2020-04-21Back to list
The ability to edit videos quickly is a skill standing out in the era of social media where short videos are king, but becoming a master requires a great mix of both creativity and proficiency. If you don’t want to sit in front of the computer spending hours editing clips, artificial intelligence can help you out.
VidPress is an AI-powered video synthesis tool Baidu Research recently developed in an effort to churn out sleek, professional video content in one click. Given a URL as input, VidPress can automate the creation process from choosing clips that fit the topic to knitting video content with AI-synthesized narratives.
Deployed on Baidu’s short video app Haokan, VidPress has provided a major boost in terms of quantity and quality. VidPress can produce over 1,000 news videos per day, compared to 300-500 videos previously from human editors, with an average 15 percent increase in video completion rate (the percentage of all videos that play through their entire duration to completion).
How does artificial intelligence edit videos?
Imagine how difficult it is for AI to edit videos. In essence, it must understand the story first, tailor it into a short script that fits the video length and synthesize a narrative, find relevant clips from footages and put them together in the timeline, and output a video aligned with the audio.
Considering the wide range of multimodal data involved, Baidu researchers have applied multiple techniques to the pipeline, including computer vision, natural language understanding (NLU), and speech synthesis.
VidPress first inputs a URL, analyzes the web page using NLU models to help find matched media content, then enriches the story by aggregating relevant news from a wide range of sites.
An appealing video needs both narratives and visual components. For narratives, VidPress uses multiple NLU models to create a short and fluent summary of the longer story, then converts the summary into a synthesized speech by using Baidu’s text-to-speech services.
To create video content, VidPress finds the right images and video clips from both the web page and relevant news as well as an established media library and Baidu’s search engine, then cuts and chooses clips that fit the topics by analyzing the semantics of these clips using computer vision techniques like facial recognition, object detection, optical character recognition, and video understanding.
The critical step is to drag video clips into locations that match the audio timeline. Using a self-developed attention-based timeline alignment algorithm, VidPress can segment a chunk of text into meaningful anchors, rank clips by their relevance to the anchors, and move high-ranked clips into the timeline first.

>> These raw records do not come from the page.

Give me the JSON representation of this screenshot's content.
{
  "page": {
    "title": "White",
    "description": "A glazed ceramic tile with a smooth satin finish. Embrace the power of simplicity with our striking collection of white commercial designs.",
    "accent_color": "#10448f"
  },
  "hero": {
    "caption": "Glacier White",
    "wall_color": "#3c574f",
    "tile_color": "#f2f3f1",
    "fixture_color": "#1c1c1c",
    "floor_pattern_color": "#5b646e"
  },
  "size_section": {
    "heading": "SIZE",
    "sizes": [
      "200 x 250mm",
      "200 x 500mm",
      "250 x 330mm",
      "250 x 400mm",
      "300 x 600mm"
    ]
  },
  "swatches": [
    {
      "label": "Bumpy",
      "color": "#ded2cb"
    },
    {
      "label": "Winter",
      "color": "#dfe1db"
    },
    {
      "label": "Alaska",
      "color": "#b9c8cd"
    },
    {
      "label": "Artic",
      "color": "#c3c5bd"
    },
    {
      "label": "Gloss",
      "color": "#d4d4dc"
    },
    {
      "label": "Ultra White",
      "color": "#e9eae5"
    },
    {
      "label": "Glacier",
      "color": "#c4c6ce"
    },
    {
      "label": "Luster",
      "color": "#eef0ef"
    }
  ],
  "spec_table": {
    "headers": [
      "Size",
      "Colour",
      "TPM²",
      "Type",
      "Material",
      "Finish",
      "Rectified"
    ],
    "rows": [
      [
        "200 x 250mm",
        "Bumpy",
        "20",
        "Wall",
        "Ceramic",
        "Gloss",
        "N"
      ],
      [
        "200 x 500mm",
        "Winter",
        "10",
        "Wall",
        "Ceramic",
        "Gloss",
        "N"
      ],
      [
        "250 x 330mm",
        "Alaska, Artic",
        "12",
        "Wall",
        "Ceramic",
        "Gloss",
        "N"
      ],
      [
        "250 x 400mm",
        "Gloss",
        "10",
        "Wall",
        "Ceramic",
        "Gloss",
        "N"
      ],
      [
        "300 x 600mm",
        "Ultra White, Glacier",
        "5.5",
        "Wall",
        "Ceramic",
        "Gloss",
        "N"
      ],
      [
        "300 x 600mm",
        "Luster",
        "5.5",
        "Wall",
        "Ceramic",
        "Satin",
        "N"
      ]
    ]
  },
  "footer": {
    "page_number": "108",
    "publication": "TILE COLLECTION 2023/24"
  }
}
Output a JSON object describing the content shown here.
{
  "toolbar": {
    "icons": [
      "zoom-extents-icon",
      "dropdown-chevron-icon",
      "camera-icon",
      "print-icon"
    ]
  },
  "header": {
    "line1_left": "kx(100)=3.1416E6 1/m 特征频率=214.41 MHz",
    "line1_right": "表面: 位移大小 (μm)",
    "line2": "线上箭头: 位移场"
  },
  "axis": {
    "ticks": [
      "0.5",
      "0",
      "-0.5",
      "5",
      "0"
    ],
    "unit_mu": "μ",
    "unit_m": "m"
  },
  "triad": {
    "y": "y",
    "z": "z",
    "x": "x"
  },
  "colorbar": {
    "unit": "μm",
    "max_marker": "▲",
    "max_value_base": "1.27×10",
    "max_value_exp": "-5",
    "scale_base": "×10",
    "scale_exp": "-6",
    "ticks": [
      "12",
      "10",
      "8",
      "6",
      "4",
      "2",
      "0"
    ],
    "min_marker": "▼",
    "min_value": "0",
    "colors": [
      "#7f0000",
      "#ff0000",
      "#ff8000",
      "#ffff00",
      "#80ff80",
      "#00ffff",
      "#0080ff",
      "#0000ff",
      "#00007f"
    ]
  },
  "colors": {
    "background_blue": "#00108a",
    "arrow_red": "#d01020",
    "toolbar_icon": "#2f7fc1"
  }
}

The last step is to render the timeline into a video file.
VidPress takes up to nine minutes to create a news video, with an average of 2.5 minutes for a two-minute 720p video, compared to 15 minutes by human editors.
The promising future of VidPress
From a laboratory project to real-world practice, VidPress needs to scale up. The Baidu Research team took the next step by developing a distributed video synthesis system and associated REST APIs to provide web services for Baidu’s Haokan.
The effort paid off. With a four-GPU setup, VidPress can self-produce 75 percent of videos on Haokan with the most-viewed VidPress video reaching 850,000 views.
On top of the video quality, scalability, and cost savings as a result of using VidPress, Baidu believes AI promises more potential in video synthesis. In the near future, VidPress is expected to customize video synthesis to suit clients’ interests for content and format.
Baidu has also built a massive repository of short videos from Haokan, another Baidu video app Quanmin, and the main Baidu App, of which over 70% of the content distributed are short videos. By leveraging Baidu’s abundant data resources, VidPress can also provide a more objective and in-depth news video to give the audience a better understanding of the story.
In this regard, VidPress can not only meet the demands of content production but also promote the information neutralization, making VidPress a content resource that everyone loves to watch.